On the side, which actually was a dish unto itself, was the “cold” slaw salad, made of carrots, baby bok choy, and sunflower shoots. It was shockingly tasty, thanks to the house-made hot sauce. Probably one of the more unique sides we’ve had a brunch.
The shrimp ‘n’ grits can be ordered with or without a fried egg, so we chose with. In our opinion, the addition of a fried egg on shrimp ‘n’ grits adds protein and substance to the dish. It was delicious: packed with flavors of Meadow Reserve cheddar cheese, onion, and butter and loaded with ham and pearled onion petals. The Byrd Mills grits themselves were creamy and substantial, not at all runny or weak.
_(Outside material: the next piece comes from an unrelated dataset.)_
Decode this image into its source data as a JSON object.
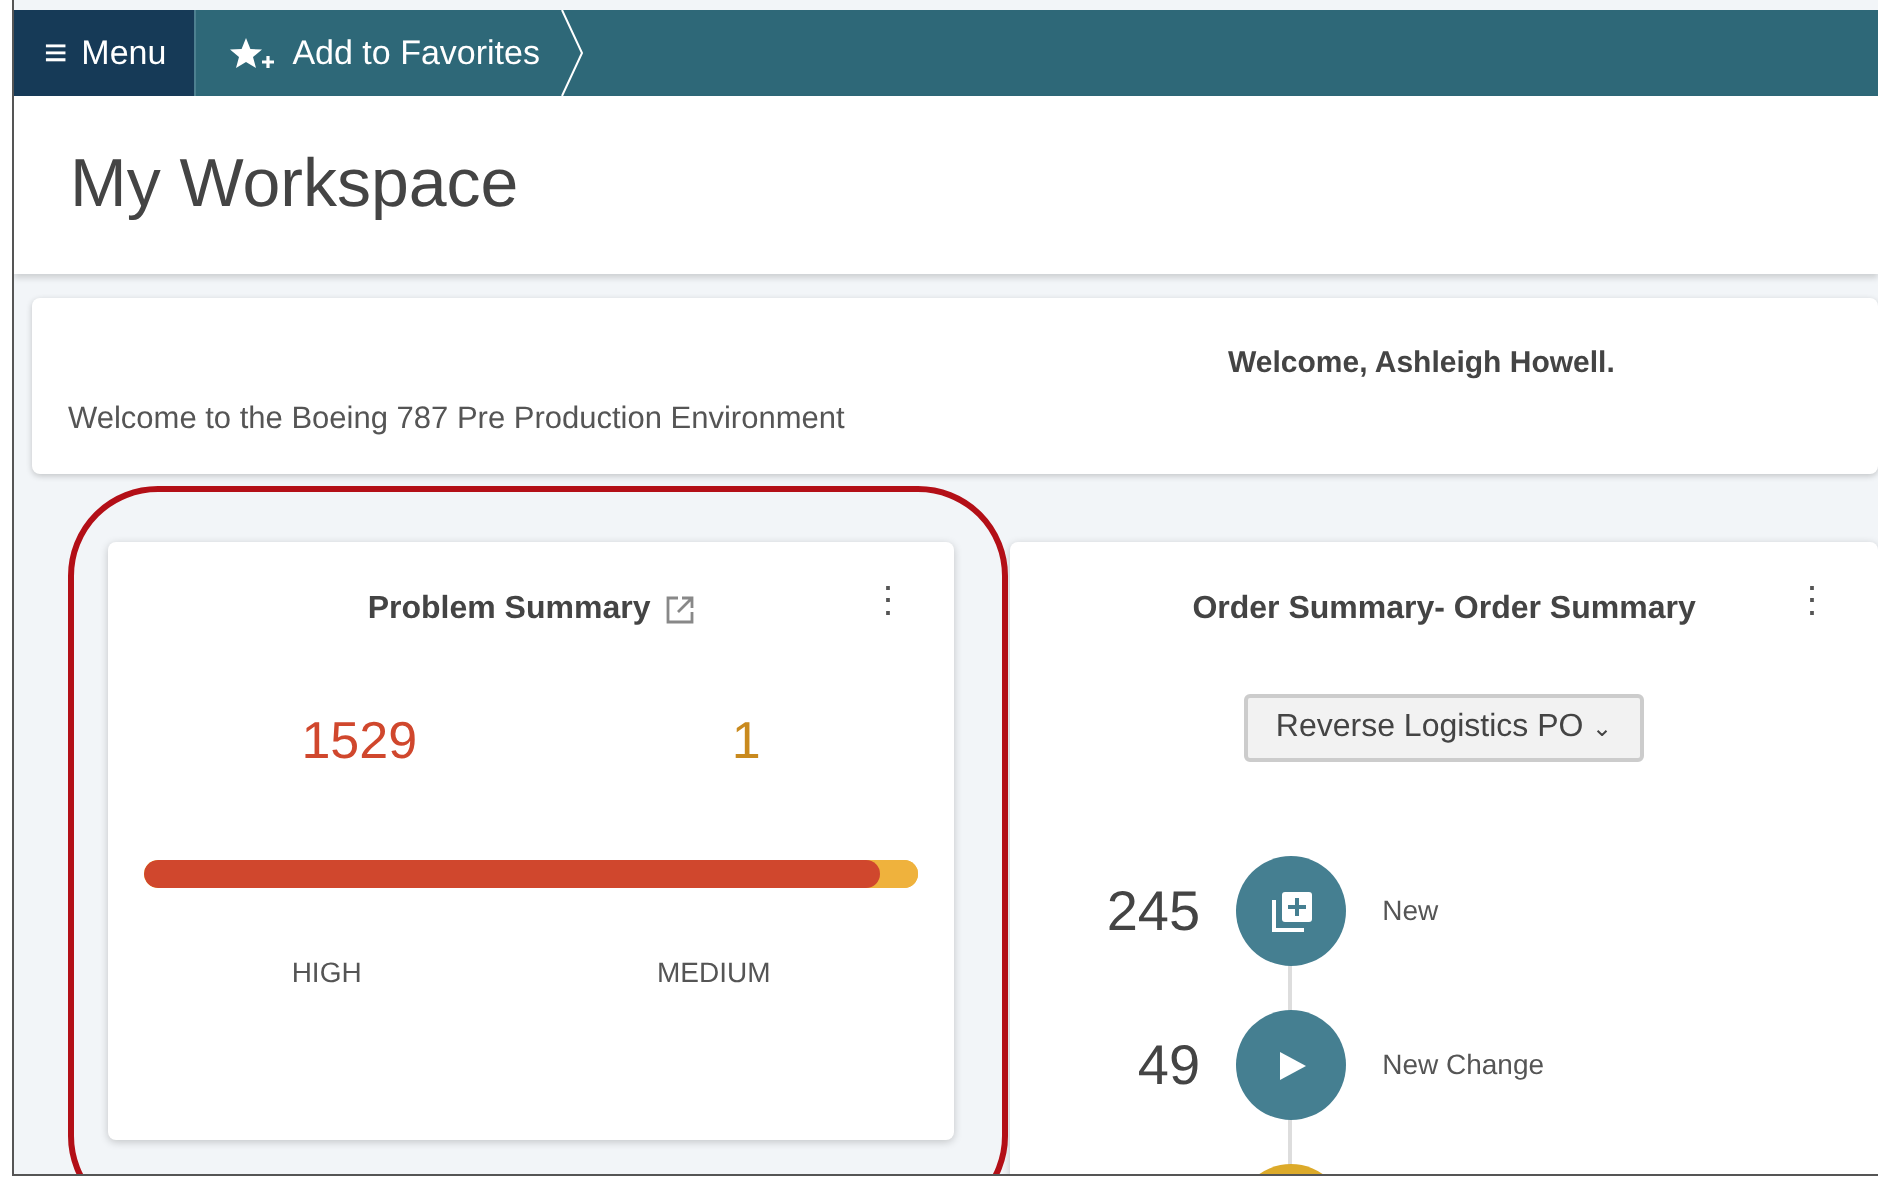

Despondent, we had over-ordered and generally over-indulged on the entire day. What’s a girl to do? We asked our lovely, kind server for plenty of boxes, and he quickly whisked away our half-eaten dishes to the back, where everything was boxed up and put in lovely paper bags. He presented them to us with a surprise: He had added a slice of chocolate cake and a carrot cake for us for later.
We took our bags of food and meandered out of the restaurant. Somehow, we found our way into the Galleria (it’s all connected, did you know?). As we strolled past its shiny boutiques, a pair of Prada sunnies caught Becca’s eye. The vintage-style tortoise-shell deckers were just what a girl needed to hide away the day’s spa and food coma.
The Bitches say: A-. While the restaurant lost a bit of charm in the move, the food is delicious and the service great, so it’s worth the trip to Tyson’s Corner—take the Silver Line!
America Eats Tavern
1700 Tyson’s Blvd.
America Eats Tavern serves brunch on Saturdays and Sundays.